= Family practitioner committee =

Family practitioner committees were established by the National Health Service Re-organisation Act 1973. They replaced local executive councils, which had been established in 1948 to manage primary care.

Executive councils were direct descendants of the insurance committees established by section 59 of the National Insurance Act 1911 but with additional responsibility for NHS dentistry and NHS optician services. Their role was essentially neutral and routine. They played little part in developing the services they administered. There were 138 executive councils in England and Wales and 25 in Scotland. The role of the council was to maintain GPs’ lists of patients and to receive practitioners’ claims for payment. It was headed by an administrator with managerial control only over the staff, not the practitioners.

Each family practitioner committee had thirty members, eleven of which were appointed by the area health authority with which it was coterminous. Eight were appointed by the local medical committee, three by the local dental committee, two by the local pharmaceutical committee, two by the local optical committee and four by the local authority.

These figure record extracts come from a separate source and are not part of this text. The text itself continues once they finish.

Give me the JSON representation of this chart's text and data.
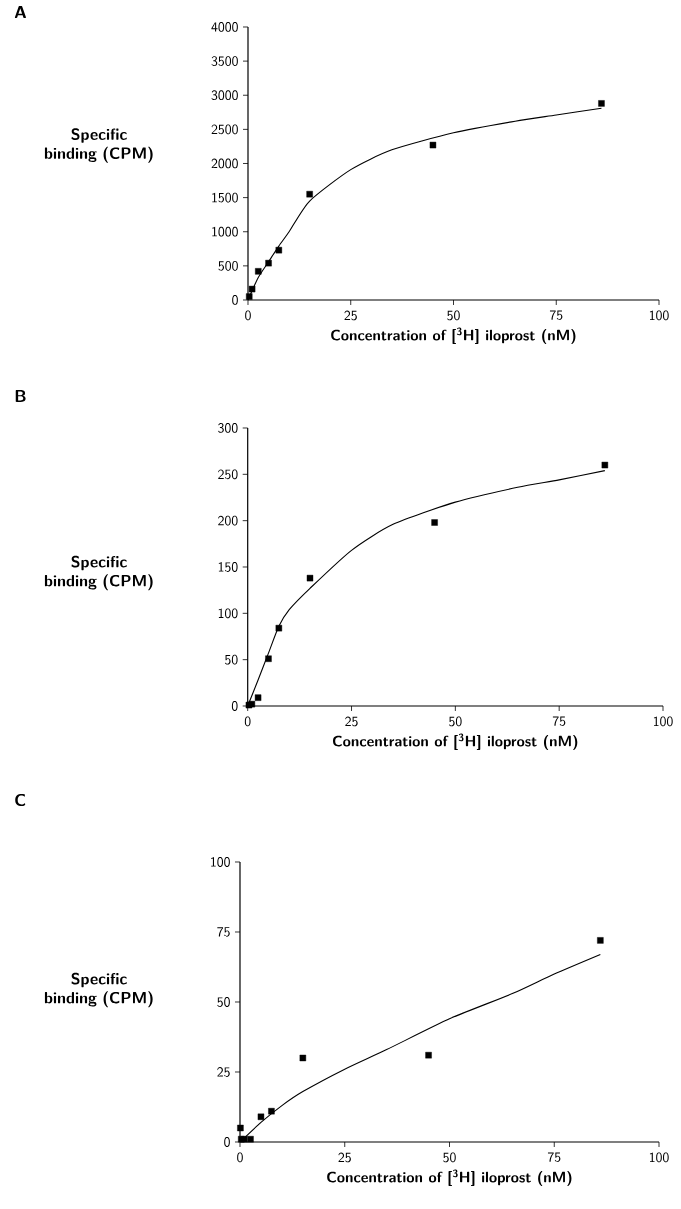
{
  "chart_data": [
    {
      "type": "scatter",
      "annotations": [
        "A"
      ],
      "xlabel": "Concentration of [$^{3}$H] iloprost (nM)",
      "ylabel": "Specific binding (CPM)",
      "xlim": [
        0,
        100
      ],
      "xticks": [
        0,
        25,
        50,
        75,
        100
      ],
      "ylim": [
        0,
        4000
      ],
      "yticks": [
        0,
        500,
        1000,
        1500,
        2000,
        2500,
        3000,
        3500,
        4000
      ],
      "marker": "square",
      "series": [
        {
          "color": "#000000",
          "x": [
            0.3,
            1,
            2.5,
            5,
            7.5,
            15,
            45,
            86
          ],
          "values": [
            50,
            160,
            420,
            540,
            730,
            1550,
            2270,
            2880
          ]
        },
        {
          "type": "line",
          "marker": "none",
          "line_style": "solid",
          "color": "#000000",
          "x": [
            0,
            2.5,
            5,
            7.5,
            10,
            15,
            25,
            35,
            50,
            65,
            75,
            86
          ],
          "values": [
            0,
            330,
            560,
            790,
            1000,
            1450,
            1910,
            2200,
            2450,
            2620,
            2710,
            2810
          ]
        }
      ]
    },
    {
      "type": "scatter",
      "annotations": [
        "B"
      ],
      "xlabel": "Concentration of [$^{3}$H] iloprost (nM)",
      "ylabel": "Specific binding (CPM)",
      "xlim": [
        0,
        100
      ],
      "xticks": [
        0,
        25,
        50,
        75,
        100
      ],
      "ylim": [
        0,
        300
      ],
      "yticks": [
        0,
        50,
        100,
        150,
        200,
        250,
        300
      ],
      "marker": "square",
      "series": [
        {
          "color": "#000000",
          "x": [
            0.3,
            1,
            2.5,
            5,
            7.5,
            15,
            45,
            86
          ],
          "values": [
            1,
            2,
            9,
            51,
            84,
            138,
            198,
            260
          ]
        },
        {
          "type": "line",
          "marker": "none",
          "line_style": "solid",
          "color": "#000000",
          "x": [
            0,
            2.5,
            5,
            7.5,
            10,
            15,
            25,
            35,
            50,
            65,
            75,
            86
          ],
          "values": [
            0,
            28,
            57,
            86,
            104,
            127,
            168,
            196,
            220,
            236,
            244,
            254
          ]
        }
      ]
    },
    {
      "type": "scatter",
      "annotations": [
        "C"
      ],
      "xlabel": "Concentration of [$^{3}$H] iloprost (nM)",
      "ylabel": "Specific binding (CPM)",
      "xlim": [
        0,
        100
      ],
      "xticks": [
        0,
        25,
        50,
        75,
        100
      ],
      "ylim": [
        0,
        100
      ],
      "yticks": [
        0,
        25,
        50,
        75,
        100
      ],
      "marker": "square",
      "series": [
        {
          "color": "#000000",
          "x": [
            0.1,
            0.3,
            1,
            2.5,
            5,
            7.5,
            15,
            45,
            86
          ],
          "values": [
            5,
            1,
            1,
            1,
            9,
            11,
            30,
            31,
            72
          ]
        },
        {
          "type": "line",
          "marker": "none",
          "line_style": "solid",
          "color": "#000000",
          "x": [
            0,
            5,
            10,
            15,
            25,
            35,
            50,
            65,
            75,
            86
          ],
          "values": [
            0,
            7,
            13,
            18,
            26,
            33,
            44,
            53,
            60,
            67
          ]
        }
      ]
    }
  ]
}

One of the tasks of the committee was to maintain lists of registered patients and registered practitioners.

The National Health Service and Community Care Act 1990 abolished the committees, and they were replaced by family health services authorities. Nearly half of all family practitioner committee administrators were sacked, and the new appointees came from outside the NHS, nearly all from industry or the armed forces. The functions of the FHSAs were later subsumed into primary care trusts. The Family Health Services Appeal Authority was established to hear appeals and applications resulting from decisions made about the inclusion of patients and practitioners in lists. It was abolished in 2005.